StarRocks / starrocks

The world's fastest open query engine for sub-second analytics both on and off the data lakehouse. With the flexibility to support nearly any scenario, StarRocks provides best-in-class performance for multi-dimensional analytics, real-time analytics, and ad-hoc queries.

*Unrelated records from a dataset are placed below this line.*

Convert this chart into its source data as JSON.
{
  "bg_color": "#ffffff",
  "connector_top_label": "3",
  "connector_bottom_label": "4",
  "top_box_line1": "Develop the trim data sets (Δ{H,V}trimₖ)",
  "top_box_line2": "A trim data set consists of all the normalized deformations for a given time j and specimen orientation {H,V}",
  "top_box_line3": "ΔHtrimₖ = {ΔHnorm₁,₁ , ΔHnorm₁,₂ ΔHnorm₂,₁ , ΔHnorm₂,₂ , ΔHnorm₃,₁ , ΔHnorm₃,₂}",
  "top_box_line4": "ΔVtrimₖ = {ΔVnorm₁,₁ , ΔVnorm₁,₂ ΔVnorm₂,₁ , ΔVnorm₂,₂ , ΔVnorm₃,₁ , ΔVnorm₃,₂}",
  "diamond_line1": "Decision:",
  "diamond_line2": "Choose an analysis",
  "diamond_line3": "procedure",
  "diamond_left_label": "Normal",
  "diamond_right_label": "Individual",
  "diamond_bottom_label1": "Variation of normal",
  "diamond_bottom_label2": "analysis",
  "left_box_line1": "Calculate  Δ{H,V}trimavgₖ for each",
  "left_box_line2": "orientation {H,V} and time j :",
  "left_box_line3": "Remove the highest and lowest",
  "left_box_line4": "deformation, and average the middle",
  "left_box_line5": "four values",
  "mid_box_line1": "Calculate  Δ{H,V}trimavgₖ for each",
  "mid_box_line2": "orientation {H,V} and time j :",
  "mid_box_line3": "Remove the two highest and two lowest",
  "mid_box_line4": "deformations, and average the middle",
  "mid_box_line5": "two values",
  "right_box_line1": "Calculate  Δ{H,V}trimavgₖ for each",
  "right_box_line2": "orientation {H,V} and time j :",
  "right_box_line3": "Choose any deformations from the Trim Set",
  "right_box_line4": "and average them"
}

A Linux Foundation project.
https://starrocks.io
Apache License 2.0
9.03k stars 1.82k forks source link

【BUG】The CN of the shared-data cluster will abort If we read datafrom paimon table which write by the flink #51509

Open mlbzssk opened 1 month ago

mlbzssk commented 1 month ago

we use flink write data to the paimion catalog which location is on the cos, then we use starrocks to read the data, the cn will abort. the mode of StarRocks is shared-data

Steps to reproduce the behavior (Required)

  1. create paimon catalog in the flink
    CREATE CATALOG paimon_new WITH (
    'type' = 'paimon',
    'warehouse' = 'cosn://xxxx/paimon_new'
    );
  2. create the table in the flink
    use catalog paimon_new;
    use `default;`
    CREATE TABLE pk_table_paimon_new (
    id INT,
    name STRING,
    age INT,
    PRIMARY KEY (id) NOT ENFORCED
    );
  3. write data to the table in the flink
    SET execution.checkpointing.interval=10s;
    CREATE TABLE default_catalog.default_database.source_table (
    id INT,
    name STRING,
    age INT
    ) WITH (
    'connector' = 'datagen',
    'fields.id.min' = '0',
    'fields.id.max' = '100',
    'fields.name.length' = '8',
    'fields.age.min' = '10',
    'fields.age.max' = '80'
    );
    INSERT INTO pk_table_paimon_new
    SELECT * FROM default_catalog.default_database.source_table;
  4. query in the StarRocks
    CREATE EXTERNAL CATALOG paimon
    PROPERTIES
    (
    "type" = "paimon",
    "paimon.catalog.type" = "filesystem",
    "paimon.catalog.warehouse" = 'cosn://xxxx/paimon_new'
    );
    set catalog paimon;
    use `default`;
    select * from pk_table_paimon_new;

    then the cn will crash and the fe will report ERROR 1064 (HY000): Backend node not found. Check if any backend node is down. image

You can not get any message from the cn.out. If you use explain analyze, you will get ERROR 1064 (HY000): Unknown error,the FE throws NPE. If you do not use the primary key table or when the table is compactioned, it's ok.(I have not test it yet)

flink version: 1.16.1 paimon: 0.8.2

Expected behavior (Required)

querry successs

Real behavior (Required)

query failed,and the cn aborted.

StarRocks version (Required)

3.3.2

mlbzssk commented 1 month ago

The problem of explain analyze may be about. image This will recurse indefinitely, causing the thread to exit, and the coord will be null, so it will cause NPE. image

Smith-Cruise commented 1 month ago

@miomiocat Do you know this problem?

Smith-Cruise commented 1 month ago

The problem of explain analyze may be about. image This will recurse indefinitely, causing the thread to exit, and the coord will be null, so it will cause NPE.

FE NPE can't cause cn to crash

mlbzssk commented 1 month ago

Yes, thre are 2 problems. First, do not use explain analyze,the cn will abort And the second, I want to use explain analyze to analyze the problem, The FE throw the NPE. I have found the cause of the second problem by debug, but the first problem I hvae no idea.